As it stands, the government’s proposed corporate collective investment vehicle regime would be more onerous than comparable regimes in Singapore and Hong Kong, says KPMG.
In a submission to Treasury on its corporate collective investment vehicle (CCIV) legislation, KPMG made 14 recommendations that would make the proposed regime competitive with the likes of Hong Kong and Singapore.
One of KPMG's key recommendations was the removal of the requirement that the corporate director of a CCIV be an Australian public company.
"While all countries require the corporate director/board to obtain appropriate licensing from the corporate and monetary regulators, only Australia requires that the corporate director should be a public company," said the KPMG submission.
Furthermore, the Australian CCIV regime would require the depositary to carry out "supervisory obligations", in contrast with the Hong Kong and Singapore systems.
In addition, the Australian framework would give the corporate director the widest scope to change the CCIV's constitution "without being obliged to obtain a shareholder resolution".
Crucially, KPMG said the above points could be "contributory reasons" for an existing Australian fund to remain as a managed investment scheme, or for a new fund to set up its operations in another jurisdiction.

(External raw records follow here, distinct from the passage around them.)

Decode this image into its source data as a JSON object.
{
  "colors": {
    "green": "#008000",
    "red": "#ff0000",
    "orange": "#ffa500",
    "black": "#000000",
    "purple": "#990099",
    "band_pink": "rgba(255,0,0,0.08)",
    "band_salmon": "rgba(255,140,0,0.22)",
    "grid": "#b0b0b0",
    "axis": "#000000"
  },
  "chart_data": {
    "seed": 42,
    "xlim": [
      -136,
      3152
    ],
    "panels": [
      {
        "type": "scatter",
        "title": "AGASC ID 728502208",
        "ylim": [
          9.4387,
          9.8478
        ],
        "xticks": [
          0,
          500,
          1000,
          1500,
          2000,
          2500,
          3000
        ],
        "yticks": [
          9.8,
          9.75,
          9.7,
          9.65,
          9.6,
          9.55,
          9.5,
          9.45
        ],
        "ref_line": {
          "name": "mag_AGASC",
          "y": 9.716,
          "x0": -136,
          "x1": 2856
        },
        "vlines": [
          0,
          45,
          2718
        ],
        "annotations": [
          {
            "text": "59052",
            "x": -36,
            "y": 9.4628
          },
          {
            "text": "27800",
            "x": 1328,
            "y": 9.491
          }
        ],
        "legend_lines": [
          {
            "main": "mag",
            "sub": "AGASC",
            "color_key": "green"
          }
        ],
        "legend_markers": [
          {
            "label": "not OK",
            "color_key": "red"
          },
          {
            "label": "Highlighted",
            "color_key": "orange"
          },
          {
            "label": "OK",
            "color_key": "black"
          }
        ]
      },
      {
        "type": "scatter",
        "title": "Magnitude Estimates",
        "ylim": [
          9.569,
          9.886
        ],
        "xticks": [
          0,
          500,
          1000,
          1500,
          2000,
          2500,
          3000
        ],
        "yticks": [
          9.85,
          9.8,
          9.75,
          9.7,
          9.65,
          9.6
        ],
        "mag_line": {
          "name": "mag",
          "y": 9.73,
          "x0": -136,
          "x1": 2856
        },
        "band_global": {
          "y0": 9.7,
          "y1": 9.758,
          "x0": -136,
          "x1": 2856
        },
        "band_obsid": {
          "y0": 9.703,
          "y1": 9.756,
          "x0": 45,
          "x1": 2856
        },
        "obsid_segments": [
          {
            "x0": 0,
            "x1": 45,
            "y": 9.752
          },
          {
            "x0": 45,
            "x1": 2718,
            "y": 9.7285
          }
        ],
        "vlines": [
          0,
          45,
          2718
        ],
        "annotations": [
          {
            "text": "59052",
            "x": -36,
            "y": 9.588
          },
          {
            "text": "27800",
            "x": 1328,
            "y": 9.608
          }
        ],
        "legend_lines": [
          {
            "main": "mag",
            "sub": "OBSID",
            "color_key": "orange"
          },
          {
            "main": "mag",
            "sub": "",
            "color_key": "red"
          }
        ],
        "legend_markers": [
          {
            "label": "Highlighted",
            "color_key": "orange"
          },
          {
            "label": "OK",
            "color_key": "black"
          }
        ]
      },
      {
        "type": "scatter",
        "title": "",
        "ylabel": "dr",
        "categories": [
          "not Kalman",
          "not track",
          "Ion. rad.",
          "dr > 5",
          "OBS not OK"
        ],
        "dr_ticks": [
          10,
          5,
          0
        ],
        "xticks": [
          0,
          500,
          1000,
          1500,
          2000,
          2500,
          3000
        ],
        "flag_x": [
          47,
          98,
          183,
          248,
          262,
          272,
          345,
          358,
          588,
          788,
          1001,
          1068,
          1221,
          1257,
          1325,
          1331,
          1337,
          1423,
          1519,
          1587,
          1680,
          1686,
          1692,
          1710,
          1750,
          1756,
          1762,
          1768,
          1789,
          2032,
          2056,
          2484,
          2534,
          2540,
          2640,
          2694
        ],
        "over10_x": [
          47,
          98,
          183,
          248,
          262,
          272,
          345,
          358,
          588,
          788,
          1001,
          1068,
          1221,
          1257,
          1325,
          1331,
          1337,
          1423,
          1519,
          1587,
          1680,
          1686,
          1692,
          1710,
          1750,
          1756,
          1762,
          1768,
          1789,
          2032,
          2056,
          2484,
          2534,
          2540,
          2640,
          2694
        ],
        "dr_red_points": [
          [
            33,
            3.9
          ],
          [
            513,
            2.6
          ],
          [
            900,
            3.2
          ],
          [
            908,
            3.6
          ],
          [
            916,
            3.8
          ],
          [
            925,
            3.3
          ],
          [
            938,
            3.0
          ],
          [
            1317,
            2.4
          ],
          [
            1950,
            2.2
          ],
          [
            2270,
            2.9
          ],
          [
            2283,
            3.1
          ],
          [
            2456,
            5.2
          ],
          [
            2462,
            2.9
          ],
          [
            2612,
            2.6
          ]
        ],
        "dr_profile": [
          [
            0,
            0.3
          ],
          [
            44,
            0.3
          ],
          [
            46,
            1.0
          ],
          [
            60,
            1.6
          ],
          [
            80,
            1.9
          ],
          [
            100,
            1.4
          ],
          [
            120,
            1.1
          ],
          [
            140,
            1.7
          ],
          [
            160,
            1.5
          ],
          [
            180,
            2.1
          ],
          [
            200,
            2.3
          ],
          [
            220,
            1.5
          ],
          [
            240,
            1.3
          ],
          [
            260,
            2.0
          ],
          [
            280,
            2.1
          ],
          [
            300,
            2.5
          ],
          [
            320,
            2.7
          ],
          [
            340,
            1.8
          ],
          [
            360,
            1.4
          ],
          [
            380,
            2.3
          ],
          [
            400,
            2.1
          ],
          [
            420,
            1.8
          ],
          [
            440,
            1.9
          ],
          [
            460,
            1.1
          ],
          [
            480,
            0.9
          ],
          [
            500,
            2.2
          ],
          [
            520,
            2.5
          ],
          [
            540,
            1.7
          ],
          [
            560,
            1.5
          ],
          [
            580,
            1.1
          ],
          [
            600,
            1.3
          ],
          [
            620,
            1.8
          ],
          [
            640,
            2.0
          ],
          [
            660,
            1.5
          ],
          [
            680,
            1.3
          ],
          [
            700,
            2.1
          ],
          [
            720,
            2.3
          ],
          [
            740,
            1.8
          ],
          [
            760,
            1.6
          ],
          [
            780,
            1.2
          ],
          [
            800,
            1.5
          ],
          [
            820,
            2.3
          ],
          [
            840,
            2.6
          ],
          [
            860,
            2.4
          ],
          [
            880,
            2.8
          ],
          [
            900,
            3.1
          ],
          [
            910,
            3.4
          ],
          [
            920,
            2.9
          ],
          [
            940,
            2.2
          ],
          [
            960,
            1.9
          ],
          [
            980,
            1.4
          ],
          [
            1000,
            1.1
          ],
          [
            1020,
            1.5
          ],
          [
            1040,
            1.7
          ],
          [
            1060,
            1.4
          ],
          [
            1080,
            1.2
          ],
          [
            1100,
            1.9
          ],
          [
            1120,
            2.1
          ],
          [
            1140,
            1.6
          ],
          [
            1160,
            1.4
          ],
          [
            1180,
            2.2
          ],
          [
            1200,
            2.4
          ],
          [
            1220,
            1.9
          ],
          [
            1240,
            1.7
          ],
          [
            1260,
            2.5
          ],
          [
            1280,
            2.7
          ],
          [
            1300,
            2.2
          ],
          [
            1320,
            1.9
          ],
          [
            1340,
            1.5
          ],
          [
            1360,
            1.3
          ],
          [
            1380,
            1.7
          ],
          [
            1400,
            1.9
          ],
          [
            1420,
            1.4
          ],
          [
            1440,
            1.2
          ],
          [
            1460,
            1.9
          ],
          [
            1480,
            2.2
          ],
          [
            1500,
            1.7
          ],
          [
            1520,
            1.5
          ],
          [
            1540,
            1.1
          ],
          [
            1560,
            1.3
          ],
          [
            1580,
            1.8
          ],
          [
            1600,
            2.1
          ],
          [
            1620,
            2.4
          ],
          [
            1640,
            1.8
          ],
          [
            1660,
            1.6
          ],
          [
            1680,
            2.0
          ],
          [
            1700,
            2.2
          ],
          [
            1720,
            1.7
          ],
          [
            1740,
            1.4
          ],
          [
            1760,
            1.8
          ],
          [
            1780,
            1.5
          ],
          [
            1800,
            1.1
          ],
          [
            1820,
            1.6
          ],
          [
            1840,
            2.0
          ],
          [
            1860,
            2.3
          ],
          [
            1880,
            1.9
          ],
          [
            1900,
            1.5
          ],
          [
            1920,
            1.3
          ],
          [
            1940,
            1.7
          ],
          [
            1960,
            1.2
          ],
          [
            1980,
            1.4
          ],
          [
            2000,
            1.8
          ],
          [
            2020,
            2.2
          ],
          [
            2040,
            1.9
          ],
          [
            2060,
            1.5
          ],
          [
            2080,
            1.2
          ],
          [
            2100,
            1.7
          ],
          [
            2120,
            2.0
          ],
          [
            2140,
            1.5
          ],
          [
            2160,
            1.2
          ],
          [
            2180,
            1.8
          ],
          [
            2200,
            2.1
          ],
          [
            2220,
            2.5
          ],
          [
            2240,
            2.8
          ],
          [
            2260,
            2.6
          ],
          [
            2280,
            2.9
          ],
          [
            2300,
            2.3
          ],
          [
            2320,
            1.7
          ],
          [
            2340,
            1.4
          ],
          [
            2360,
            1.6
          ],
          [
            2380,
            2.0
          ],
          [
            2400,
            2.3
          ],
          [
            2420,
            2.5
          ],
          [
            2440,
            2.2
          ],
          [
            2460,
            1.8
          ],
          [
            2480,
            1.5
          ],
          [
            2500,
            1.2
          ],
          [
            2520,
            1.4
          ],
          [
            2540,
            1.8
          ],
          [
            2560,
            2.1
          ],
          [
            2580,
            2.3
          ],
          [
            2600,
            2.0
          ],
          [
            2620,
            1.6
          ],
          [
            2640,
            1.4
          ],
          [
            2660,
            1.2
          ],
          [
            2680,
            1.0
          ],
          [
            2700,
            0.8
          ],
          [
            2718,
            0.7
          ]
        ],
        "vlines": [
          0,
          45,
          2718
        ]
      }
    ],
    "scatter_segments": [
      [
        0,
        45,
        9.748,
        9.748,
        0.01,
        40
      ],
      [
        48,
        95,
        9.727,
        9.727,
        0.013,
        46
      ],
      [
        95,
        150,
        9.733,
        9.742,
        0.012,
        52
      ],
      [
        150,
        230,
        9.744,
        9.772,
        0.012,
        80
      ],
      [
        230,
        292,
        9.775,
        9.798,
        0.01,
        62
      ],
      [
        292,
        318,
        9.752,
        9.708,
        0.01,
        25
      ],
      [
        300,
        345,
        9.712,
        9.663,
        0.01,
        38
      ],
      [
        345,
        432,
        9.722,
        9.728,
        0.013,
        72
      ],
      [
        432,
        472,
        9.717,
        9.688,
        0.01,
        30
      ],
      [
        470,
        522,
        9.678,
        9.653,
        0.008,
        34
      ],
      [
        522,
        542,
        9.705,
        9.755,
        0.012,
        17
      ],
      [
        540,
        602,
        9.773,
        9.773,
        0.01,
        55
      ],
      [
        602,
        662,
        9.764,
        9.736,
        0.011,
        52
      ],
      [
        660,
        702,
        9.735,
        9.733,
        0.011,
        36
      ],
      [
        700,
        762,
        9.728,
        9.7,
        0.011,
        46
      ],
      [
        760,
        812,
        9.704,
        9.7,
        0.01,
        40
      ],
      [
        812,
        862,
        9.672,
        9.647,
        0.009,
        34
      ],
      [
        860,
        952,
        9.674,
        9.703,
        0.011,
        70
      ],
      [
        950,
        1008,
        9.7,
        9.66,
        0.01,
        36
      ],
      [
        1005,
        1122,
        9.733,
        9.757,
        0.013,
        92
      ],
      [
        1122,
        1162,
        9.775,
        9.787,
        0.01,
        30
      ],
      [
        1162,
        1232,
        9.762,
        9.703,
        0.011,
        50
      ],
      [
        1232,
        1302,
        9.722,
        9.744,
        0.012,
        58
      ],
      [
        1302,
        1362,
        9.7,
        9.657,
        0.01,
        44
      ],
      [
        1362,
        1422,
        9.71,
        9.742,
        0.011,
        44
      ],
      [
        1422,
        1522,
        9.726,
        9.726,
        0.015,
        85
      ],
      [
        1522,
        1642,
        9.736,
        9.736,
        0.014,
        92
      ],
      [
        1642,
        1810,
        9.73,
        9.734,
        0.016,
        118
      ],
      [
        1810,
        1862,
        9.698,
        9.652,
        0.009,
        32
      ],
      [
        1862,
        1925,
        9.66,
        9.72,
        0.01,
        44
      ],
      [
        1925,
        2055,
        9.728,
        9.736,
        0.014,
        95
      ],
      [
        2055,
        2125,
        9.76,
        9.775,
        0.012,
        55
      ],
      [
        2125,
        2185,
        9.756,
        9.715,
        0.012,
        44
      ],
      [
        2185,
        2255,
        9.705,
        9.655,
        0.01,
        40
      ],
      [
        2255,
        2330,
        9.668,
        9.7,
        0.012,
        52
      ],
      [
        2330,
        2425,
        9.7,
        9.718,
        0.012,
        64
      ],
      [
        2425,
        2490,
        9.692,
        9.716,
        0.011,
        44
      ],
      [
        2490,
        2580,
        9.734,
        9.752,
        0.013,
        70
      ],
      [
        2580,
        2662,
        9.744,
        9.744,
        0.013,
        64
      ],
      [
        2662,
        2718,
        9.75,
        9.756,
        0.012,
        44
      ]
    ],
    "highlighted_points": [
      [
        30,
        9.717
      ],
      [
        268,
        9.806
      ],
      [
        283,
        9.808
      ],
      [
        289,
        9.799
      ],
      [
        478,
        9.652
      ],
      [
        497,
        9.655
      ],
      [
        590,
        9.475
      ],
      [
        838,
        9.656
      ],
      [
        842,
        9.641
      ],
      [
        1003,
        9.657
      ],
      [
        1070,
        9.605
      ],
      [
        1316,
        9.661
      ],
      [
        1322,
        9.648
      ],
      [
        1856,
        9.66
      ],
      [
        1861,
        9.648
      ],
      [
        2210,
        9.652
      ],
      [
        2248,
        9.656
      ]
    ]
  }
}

The CCIV regime must be "attractive when compared with overseas managed investment offerings. Key to this are both simplicity of operation and cost-competitiveness", said the submission.
It must also "provide commercial advantages when compared to the existing Australian managed investment scheme regimes", said KPMG.
"In particular, a clearly-defined and low-cost migration path from managed investment scheme to CCIV will be critical to the success of the vehicle," the submission said.